One of the things wrong with the health service is that it doesn’t delight the people who use it.
That might sound like a strange word to use given the NHS regularly deals with illness and death, but if the service it delivers is of a high standard, even the bereaved can be “delighted” at the quality of care given to their loved one.
Most healthcare is adequate (some, as we know from the Mid Staffordshire Public Inquiry, is shocking), but in many cases the service that patients receive – from waiting times to involvement in decisions about treatment – could be improved significantly.
As Jeremy Hunt settles into his new job as Health Secretary, he will be busily working out how to take forward what his predecessor, Andrew Lansley, started – slicing tens of billions of pounds off the country’s healthcare bill while “transforming” the NHS so that it better serves its patients – at a time when patient demands are rising rapidly.
An impossible task given that it sounds like a contradiction in terms?
Many people think so.
But there is one specific way to make significant improvements to the NHS and save money in the process – and that’s to make much greater use of technology.
Since the last time the health service had a makeover, during the Blair years, technology has leapt ahead. And not only medical technologies, or the “bureaucratic” hospital systems we’ve come to learn about through the failings of the NHS’ National Programme for IT: the internet and social media have revolutionised how we access information and how we communicate with people in all areas of life.
Earlier this year, the Department of Health published its Information Strategy, which promised the availability of online medical records by 2015 and, in time, online access to letters, test results, personal care plans and needs assessments. Such changes, it said, would save the health service nearly £2.5b over a decade.
Last year, NHS medical director Professor Bruce Keogh announced an even more radical plan – to enable patients to consult their GP remotely rather than turning up at the surgery.
Already this is being done by some private doctors – and regular viewers of Embarrassing Bodies: Live from the Clinic are now familiar with Dr Christian and Dr Dawn using Skype to “see” someone in discomfort.
Research carried out recently by NHS local, a Birmingham-based digital service for NHS Midlands and East, found that more than half of patients would Skype their GP if the option was available. Although less than one per cent of survey respondents had used video calling to see their doctor, 52 per cent said they would happily do so.

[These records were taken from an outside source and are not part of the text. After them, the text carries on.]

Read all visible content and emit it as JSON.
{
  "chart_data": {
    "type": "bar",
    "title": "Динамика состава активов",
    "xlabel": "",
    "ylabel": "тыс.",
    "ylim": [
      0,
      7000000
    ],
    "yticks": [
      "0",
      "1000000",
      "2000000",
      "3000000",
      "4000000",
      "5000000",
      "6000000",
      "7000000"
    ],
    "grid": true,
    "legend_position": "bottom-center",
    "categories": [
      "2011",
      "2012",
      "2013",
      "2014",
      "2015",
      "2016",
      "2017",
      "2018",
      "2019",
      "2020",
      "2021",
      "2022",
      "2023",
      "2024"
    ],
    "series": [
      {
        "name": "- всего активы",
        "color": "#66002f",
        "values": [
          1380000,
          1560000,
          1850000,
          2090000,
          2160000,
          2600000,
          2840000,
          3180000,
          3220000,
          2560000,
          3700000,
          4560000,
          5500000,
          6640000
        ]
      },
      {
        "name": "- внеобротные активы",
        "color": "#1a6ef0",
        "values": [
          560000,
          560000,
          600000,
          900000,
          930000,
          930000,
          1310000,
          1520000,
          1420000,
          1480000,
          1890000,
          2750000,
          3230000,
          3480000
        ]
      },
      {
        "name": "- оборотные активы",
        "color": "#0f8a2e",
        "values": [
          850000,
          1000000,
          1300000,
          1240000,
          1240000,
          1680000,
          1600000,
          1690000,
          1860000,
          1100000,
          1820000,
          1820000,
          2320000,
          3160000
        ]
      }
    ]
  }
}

Consulting your GP from the comfort of your front room not only saves you time and money (no travel expenses, no journey or waiting time), it is cost-effective and efficient for the NHS: GPs would be freed up to see in person patients with serious problems.
NHS local, where I am head of strategy, is at the heart of helping to transform the health service by enabling it to engage with patients (as well as staff, providers and commissioners) more frequently using new technology.